The internet touches pretty much every aspect of our lives these days, but typically we don’t devote a whole lot of mind share to cybersecurity. So, without further ado, I’m going to give you, dear reader, a rundown of the security enhancements made in ONTAP 9.3.
First up, encryption. Specifically, data at rest encryption using NetApp Volume Encryption (NVE). First introduced with 9.1, NVE only supported the onboard key manager introduced in 9.0. With 9.3 however, NVE has reached parity support with the key managers supported for use with NetApp self-encrypting drives (NSE). As before, NVE and NSE can be used together; each unique XTS-AES-256 data encryption key is automatically stored in the key manager, and NetApp offers FIPS 140-2* compliant key management solutions.
Introducing multifactor authentication
Let’s move over to access control for a moment and discuss the introduction of multifactor authentication (MFA) for web access to both System Manager and OnCommand Unified Manager, as well as in SSH for command line access. For the security conscious, implementing MFA is a great decision and helps protect against both brute force attacks and weak passwords. Web-based MFA is implemented via SAML using an identity provider and Active Directory. SSH, however, is actually 2FA, does not require an identity provider and is only available for local admin accounts. The two factors here are SSH key exchange combined with username and password challenge/response.

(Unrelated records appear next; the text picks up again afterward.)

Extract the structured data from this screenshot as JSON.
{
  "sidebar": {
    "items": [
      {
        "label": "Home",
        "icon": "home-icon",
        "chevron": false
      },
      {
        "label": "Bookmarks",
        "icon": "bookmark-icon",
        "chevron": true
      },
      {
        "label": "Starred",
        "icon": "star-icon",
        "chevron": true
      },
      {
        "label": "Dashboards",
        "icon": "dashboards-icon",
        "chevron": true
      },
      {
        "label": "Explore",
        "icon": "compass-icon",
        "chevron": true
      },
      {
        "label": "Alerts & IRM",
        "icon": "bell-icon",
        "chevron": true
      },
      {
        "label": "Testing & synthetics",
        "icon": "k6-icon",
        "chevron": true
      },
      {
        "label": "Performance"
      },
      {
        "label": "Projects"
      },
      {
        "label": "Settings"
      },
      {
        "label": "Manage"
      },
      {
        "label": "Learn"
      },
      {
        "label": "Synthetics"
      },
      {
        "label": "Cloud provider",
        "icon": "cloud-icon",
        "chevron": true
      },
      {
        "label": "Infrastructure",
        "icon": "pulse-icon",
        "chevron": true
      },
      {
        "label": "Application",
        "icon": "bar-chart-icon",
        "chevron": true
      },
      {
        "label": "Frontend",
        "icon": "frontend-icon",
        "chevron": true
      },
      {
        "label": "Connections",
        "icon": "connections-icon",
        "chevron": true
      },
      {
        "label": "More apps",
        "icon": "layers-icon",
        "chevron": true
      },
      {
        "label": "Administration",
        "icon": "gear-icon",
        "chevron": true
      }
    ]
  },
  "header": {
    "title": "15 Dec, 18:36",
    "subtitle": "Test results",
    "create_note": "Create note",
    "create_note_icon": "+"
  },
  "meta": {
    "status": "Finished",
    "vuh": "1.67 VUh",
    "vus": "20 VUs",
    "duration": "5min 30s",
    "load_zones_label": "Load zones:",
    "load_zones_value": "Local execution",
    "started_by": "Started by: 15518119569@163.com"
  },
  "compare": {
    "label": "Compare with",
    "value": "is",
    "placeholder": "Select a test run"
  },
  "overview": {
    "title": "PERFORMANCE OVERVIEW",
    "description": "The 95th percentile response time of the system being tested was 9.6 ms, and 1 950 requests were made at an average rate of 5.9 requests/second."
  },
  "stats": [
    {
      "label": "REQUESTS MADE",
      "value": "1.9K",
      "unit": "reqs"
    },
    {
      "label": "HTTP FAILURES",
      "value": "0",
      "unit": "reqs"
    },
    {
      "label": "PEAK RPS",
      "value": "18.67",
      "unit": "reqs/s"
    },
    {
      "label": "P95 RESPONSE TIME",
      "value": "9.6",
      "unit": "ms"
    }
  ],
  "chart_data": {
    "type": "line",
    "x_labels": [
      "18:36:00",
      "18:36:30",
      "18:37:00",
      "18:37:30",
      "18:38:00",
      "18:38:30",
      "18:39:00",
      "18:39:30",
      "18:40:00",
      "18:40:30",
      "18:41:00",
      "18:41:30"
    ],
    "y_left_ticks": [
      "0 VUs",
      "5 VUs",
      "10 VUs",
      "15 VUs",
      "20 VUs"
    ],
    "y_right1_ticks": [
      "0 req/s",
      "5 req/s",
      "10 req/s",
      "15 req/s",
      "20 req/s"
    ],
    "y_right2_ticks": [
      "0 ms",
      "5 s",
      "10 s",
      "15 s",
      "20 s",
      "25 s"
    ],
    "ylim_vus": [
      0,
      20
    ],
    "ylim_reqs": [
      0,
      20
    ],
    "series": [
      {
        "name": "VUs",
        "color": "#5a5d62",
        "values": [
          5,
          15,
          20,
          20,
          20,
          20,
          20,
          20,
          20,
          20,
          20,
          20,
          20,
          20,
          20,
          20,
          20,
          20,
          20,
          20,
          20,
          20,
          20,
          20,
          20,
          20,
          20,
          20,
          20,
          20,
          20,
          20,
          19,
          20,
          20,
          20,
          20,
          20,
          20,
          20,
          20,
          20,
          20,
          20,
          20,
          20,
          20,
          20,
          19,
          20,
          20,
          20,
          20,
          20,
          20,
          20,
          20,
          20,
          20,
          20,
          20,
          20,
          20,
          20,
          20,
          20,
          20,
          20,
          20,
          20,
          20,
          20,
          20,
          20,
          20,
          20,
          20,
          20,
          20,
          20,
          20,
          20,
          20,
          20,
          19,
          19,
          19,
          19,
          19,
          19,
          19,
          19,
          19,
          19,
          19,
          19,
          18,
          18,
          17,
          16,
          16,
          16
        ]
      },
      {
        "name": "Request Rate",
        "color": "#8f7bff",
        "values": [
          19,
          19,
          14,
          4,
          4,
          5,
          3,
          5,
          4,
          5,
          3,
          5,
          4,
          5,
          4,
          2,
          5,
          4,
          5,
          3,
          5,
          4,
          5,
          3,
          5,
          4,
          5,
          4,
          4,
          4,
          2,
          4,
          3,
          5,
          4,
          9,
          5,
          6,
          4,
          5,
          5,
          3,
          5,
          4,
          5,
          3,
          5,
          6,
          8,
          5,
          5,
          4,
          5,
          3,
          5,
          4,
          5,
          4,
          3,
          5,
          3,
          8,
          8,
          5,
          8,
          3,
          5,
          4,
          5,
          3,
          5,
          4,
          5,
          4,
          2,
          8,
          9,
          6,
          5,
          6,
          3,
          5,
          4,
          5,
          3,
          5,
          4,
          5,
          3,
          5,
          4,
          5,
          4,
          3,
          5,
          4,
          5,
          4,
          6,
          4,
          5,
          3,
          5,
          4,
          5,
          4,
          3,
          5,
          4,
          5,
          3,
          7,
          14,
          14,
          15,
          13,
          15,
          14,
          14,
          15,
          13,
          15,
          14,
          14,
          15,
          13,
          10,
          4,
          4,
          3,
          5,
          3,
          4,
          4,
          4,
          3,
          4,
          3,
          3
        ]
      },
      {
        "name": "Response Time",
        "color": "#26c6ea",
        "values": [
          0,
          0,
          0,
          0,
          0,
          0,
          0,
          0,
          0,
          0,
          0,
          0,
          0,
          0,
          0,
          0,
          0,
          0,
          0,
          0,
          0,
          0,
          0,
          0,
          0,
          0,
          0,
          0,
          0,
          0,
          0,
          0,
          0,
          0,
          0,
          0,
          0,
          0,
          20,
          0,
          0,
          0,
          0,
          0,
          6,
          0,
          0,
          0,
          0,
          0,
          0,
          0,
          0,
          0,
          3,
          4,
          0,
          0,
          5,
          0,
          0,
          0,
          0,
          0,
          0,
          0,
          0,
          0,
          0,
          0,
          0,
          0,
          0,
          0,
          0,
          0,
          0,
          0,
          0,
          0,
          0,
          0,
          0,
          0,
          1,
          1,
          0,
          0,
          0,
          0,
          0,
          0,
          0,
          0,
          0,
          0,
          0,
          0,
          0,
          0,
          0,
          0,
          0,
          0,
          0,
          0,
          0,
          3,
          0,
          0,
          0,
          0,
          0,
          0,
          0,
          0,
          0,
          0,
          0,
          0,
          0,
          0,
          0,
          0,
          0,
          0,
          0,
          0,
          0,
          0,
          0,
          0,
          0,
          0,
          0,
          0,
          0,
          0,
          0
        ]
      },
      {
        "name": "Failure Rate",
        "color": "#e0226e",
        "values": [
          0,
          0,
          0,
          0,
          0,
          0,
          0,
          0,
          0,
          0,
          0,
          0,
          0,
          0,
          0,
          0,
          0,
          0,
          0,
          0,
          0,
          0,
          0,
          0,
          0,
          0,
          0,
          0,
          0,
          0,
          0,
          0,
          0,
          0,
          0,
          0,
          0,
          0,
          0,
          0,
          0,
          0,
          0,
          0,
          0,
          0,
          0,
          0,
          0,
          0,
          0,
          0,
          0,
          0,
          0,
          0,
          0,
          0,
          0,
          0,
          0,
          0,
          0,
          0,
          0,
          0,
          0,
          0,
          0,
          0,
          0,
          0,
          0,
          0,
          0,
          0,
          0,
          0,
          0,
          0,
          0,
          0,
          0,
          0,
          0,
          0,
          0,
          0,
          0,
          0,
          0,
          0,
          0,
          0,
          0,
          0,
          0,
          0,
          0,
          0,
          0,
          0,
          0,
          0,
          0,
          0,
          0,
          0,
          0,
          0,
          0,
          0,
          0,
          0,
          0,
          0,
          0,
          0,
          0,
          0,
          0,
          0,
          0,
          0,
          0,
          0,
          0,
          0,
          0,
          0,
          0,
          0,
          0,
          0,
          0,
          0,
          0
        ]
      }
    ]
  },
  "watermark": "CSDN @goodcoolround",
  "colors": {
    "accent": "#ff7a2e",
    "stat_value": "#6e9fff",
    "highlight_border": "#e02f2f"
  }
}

Finally, for the compliancy-minded out there, SnapLock gets three new features:
- Legal hold
- Event-based retention
- Volume append mode
Legal hold is used to hold files in a tamperproof state for an indefinite period for litigation purposes. It can be applied at the file, folder or volume level and prevents deletion or modification until the hold is removed.
Event-based retention helps customers reduce the risk of failing to protect records according to legal requirements. This is useful for protecting records that must be protected for a certain time period after an event occurs. This can be applied at both the file and directory level.
Volume append mode protects data in 256KB increments, on ingest, not just on close. Useful for protecting audio or video capture.
That wraps up the security updates to NetApp ONTAP 9.3; hopefully, you’re a little more cybersecure having read it.
*FIPS 140-2, Level 1, currently under review.